As the holidays approach, so does the time to curl up with beautiful and necessary books like Honey from the Lion, Matthew Neil Null’s debut novel from Lookout Books. The book, about a rebellion at a logging company in the West Virginia Alleghenies, is both lyrical and suspenseful, an elegy to the ecological devastation and human tragedy behind the Gilded Age.
Our solstice gift to you is an annotated soundscape for the book, expertly produced by folklorist, writer, media producer, and Ecotone contributor Emily Hilliard. Listen to the sounds of crows, trains, and fiddles and imagine yourself right into the world of Honey from the Lion.
0:00 Environmental sounds: Crows, great blue herons, steam trains, crosscut saw, axes.
An overture to situate us in place aurally.
1:22 “On Johnny Mitchell’s Train” by Jerry Byrne, recorded by George Gershon Korson at Buck Run, Pennsylvania, 1946. Song from the 1902 Anthracite miner strike. Via the Library of Congress.

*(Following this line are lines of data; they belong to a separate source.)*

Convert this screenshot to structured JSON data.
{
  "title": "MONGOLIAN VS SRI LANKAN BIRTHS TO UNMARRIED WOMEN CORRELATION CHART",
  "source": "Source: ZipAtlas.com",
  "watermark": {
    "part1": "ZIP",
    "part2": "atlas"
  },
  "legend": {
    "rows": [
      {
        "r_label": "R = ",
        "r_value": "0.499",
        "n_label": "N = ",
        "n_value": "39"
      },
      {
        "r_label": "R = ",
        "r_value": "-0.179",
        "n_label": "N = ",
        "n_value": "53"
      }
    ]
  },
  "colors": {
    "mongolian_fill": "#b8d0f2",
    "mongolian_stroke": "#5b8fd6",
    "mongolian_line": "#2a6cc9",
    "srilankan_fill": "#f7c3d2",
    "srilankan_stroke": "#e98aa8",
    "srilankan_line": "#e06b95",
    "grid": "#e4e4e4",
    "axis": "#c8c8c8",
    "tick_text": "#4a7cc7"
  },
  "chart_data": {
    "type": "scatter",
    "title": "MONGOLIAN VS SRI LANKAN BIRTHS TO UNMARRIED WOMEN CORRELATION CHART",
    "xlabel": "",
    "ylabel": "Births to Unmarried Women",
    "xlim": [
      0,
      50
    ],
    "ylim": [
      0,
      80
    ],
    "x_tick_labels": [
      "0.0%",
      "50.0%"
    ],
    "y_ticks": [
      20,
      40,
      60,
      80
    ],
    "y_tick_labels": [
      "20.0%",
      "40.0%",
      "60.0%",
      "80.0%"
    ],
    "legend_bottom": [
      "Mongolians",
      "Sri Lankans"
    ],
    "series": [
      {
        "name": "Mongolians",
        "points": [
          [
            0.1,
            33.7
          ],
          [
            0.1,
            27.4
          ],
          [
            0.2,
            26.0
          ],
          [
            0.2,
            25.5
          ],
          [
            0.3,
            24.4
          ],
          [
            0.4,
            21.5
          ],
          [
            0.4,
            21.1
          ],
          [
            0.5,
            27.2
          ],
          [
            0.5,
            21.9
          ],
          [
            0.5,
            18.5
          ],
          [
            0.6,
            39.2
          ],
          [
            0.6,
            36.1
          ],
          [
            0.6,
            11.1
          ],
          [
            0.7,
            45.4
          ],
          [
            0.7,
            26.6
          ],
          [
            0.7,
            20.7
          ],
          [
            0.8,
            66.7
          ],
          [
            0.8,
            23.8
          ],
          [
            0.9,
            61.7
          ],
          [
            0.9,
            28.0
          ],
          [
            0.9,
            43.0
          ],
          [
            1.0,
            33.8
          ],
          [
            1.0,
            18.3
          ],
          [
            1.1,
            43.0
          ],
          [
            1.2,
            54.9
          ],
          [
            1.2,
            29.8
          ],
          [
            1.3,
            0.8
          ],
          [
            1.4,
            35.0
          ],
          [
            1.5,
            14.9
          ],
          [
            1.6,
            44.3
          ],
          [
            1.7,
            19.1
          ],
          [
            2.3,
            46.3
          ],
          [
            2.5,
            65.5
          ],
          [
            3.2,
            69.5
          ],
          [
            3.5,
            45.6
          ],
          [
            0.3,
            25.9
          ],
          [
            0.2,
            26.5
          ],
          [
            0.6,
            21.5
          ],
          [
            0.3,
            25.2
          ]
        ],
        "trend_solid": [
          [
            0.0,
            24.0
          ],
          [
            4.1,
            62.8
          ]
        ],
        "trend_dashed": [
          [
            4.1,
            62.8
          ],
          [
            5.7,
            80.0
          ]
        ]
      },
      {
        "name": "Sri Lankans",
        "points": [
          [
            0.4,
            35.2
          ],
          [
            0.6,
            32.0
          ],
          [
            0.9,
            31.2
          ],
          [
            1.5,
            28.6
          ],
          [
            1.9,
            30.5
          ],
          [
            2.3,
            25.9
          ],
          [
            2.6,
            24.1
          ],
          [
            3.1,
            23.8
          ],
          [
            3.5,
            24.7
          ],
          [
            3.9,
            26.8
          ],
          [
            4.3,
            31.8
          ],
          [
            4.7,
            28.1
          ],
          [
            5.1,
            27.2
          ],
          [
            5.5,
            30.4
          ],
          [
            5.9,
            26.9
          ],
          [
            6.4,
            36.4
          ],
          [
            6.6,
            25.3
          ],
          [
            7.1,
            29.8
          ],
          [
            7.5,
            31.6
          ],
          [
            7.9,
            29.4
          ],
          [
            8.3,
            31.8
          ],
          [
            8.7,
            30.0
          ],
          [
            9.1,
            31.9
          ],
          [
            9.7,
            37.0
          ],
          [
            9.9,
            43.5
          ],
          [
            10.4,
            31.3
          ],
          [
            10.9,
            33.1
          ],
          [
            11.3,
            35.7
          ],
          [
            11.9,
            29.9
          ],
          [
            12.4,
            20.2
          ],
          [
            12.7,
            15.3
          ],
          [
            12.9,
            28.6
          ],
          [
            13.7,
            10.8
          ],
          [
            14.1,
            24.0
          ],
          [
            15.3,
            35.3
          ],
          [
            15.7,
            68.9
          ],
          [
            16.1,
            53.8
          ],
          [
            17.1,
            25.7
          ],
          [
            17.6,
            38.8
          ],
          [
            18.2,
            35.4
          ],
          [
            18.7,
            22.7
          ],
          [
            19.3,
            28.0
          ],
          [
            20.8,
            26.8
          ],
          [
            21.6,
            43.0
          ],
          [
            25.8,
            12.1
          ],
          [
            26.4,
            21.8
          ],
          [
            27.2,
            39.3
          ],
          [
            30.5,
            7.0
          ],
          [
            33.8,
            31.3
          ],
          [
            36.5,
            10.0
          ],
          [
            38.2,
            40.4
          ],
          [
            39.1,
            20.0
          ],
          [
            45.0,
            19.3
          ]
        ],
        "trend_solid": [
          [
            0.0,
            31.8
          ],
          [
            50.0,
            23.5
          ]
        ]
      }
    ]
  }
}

The 1902 strike by the United Mine Workers of America in the anthracite coal fields of eastern Pennsylvania was supported by nearly 80 percent of miners in the area, and it would have been fresh in the minds of the timber companies and loggers represented in Honey from the Lion. The character Judge Randolph is said to have studied the strike, fearing the power of unions: “There’s always a copperhead in the woodpile.”